TALEGGIO (BG) – È stato un passante, attorno alle 8.30 di lunedì 5 gennaio, a notare un corpo riverso a terra in una piazzola di sosta lungo la provinciale 25, in località Ponte del Becco, tra San Giovanni Bianco e Taleggio. L’uomo giaceva sotto alcune coperte, seminascosto, privo di documenti. L’allarme al 112 è scattato immediatamente, portando sul posto i sanitari e i carabinieri della stazione di San Giovanni Bianco.
Le prime verifiche non hanno lasciato spazio a dubbi: sul cadavere erano presenti segni compatibili con un’azione violenta, in particolare lesioni alla testa. Una circostanza che ha escluso fin da subito l’ipotesi di un malore o di una morte dovuta alle basse temperature.
L’identificazione è arrivata solo in un secondo momento, grazie alle impronte digitali: si tratta di un 44enne di origine egiziana, da anni residente nella Bergamasca e in passato ospite di una struttura per richiedenti asilo a Costa d’Olda.

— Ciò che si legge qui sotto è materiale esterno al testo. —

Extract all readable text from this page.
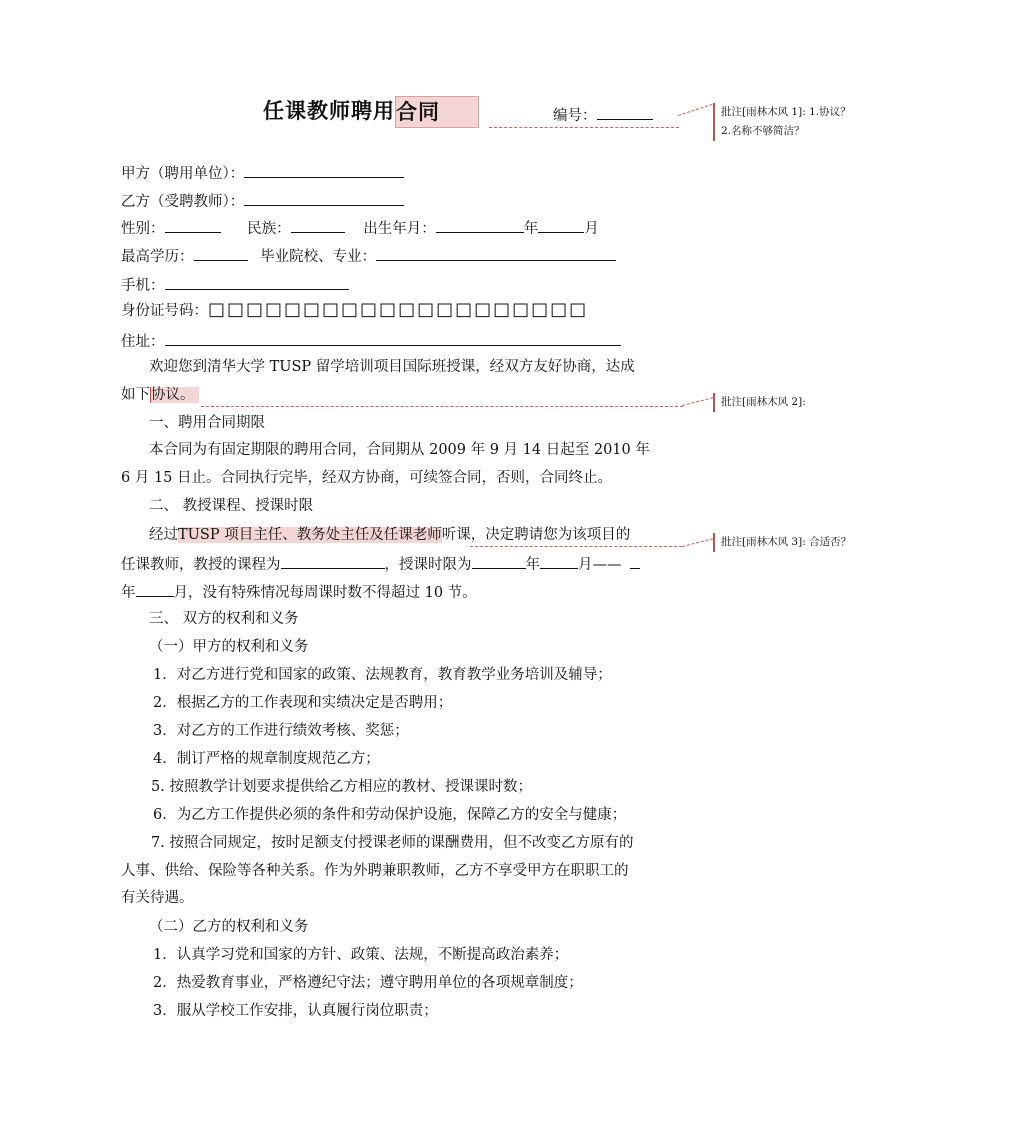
任课教师聘用合同	编号：	批注[雨林木风 1]: 1.协议？
2.名称不够简洁？
批注[雨林木风 2]:
批注[雨林木风 3]: 合适否？
甲方（聘用单位）：
乙方（受聘教师）：
性别：	民族：	出生年月：	年	月
最高学历：	毕业院校、专业：
手机：
身份证号码：□□□□□□□□□□□□□□□□□□□□
住址：
欢迎您到清华大学 TUSP 留学培训项目国际班授课，经双方友好协商，达成
如下协议。
一、聘用合同期限
本合同为有固定期限的聘用合同，合同期从 2009 年 9 月 14 日起至 2010 年
6 月 15 日止。合同执行完毕，经双方协商，可续签合同，否则，合同终止。
二、 教授课程、授课时限
经过TUSP 项目主任、教务处主任及任课老师听课，决定聘请您为该项目的
任课教师，教授的课程为	，授课时限为	年	月——
年	月，没有特殊情况每周课时数不得超过 10 节。
三、 双方的权利和义务
（一）甲方的权利和义务
1．对乙方进行党和国家的政策、法规教育，教育教学业务培训及辅导；
2．根据乙方的工作表现和实绩决定是否聘用；
3．对乙方的工作进行绩效考核、奖惩；
4．制订严格的规章制度规范乙方；
5. 按照教学计划要求提供给乙方相应的教材、授课课时数；
6．为乙方工作提供必须的条件和劳动保护设施，保障乙方的安全与健康；
7. 按照合同规定，按时足额支付授课老师的课酬费用，但不改变乙方原有的
人事、供给、保险等各种关系。作为外聘兼职教师，乙方不享受甲方在职职工的
有关待遇。
（二）乙方的权利和义务
1．认真学习党和国家的方针、政策、法规，不断提高政治素养；
2．热爱教育事业，严格遵纪守法；遵守聘用单位的各项规章制度；
3．服从学校工作安排，认真履行岗位职责；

La salma è stata trasferita all’ospedale Papa Giovanni XXIII di Bergamo, dove verrà eseguita l’autopsia disposta dalla pm Maria Esposito, presente anche sul luogo del ritrovamento. L’esame dovrà chiarire le cause esatte della morte e la natura delle ferite.

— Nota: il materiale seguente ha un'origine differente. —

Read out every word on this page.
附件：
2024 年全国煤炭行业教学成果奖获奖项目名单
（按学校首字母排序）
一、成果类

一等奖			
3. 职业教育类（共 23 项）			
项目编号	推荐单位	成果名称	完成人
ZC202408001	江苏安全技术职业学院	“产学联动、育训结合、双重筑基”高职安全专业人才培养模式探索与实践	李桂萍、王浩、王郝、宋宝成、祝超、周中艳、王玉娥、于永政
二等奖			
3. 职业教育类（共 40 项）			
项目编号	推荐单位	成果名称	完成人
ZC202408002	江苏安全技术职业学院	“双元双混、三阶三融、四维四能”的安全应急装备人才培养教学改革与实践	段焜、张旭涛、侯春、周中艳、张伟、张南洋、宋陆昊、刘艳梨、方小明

Le indagini, coordinate dalla Procura della Repubblica di Bergamo, sono affidate ai carabinieri della Compagnia di Zogno e del Nucleo Investigativo di Bergamo, impegnati a ricostruire gli ultimi spostamenti dell’uomo, le persone frequentate e il contesto in cui potrebbe essere maturata la violenza. Al momento tutte le piste restano aperte.
La zona di Ponte del Becco, che il 44enne conosceva bene, è ora al centro degli accertamenti: gli investigatori stanno passando al vaglio testimonianze, eventuali telecamere e movimenti sospetti registrati nei giorni precedenti.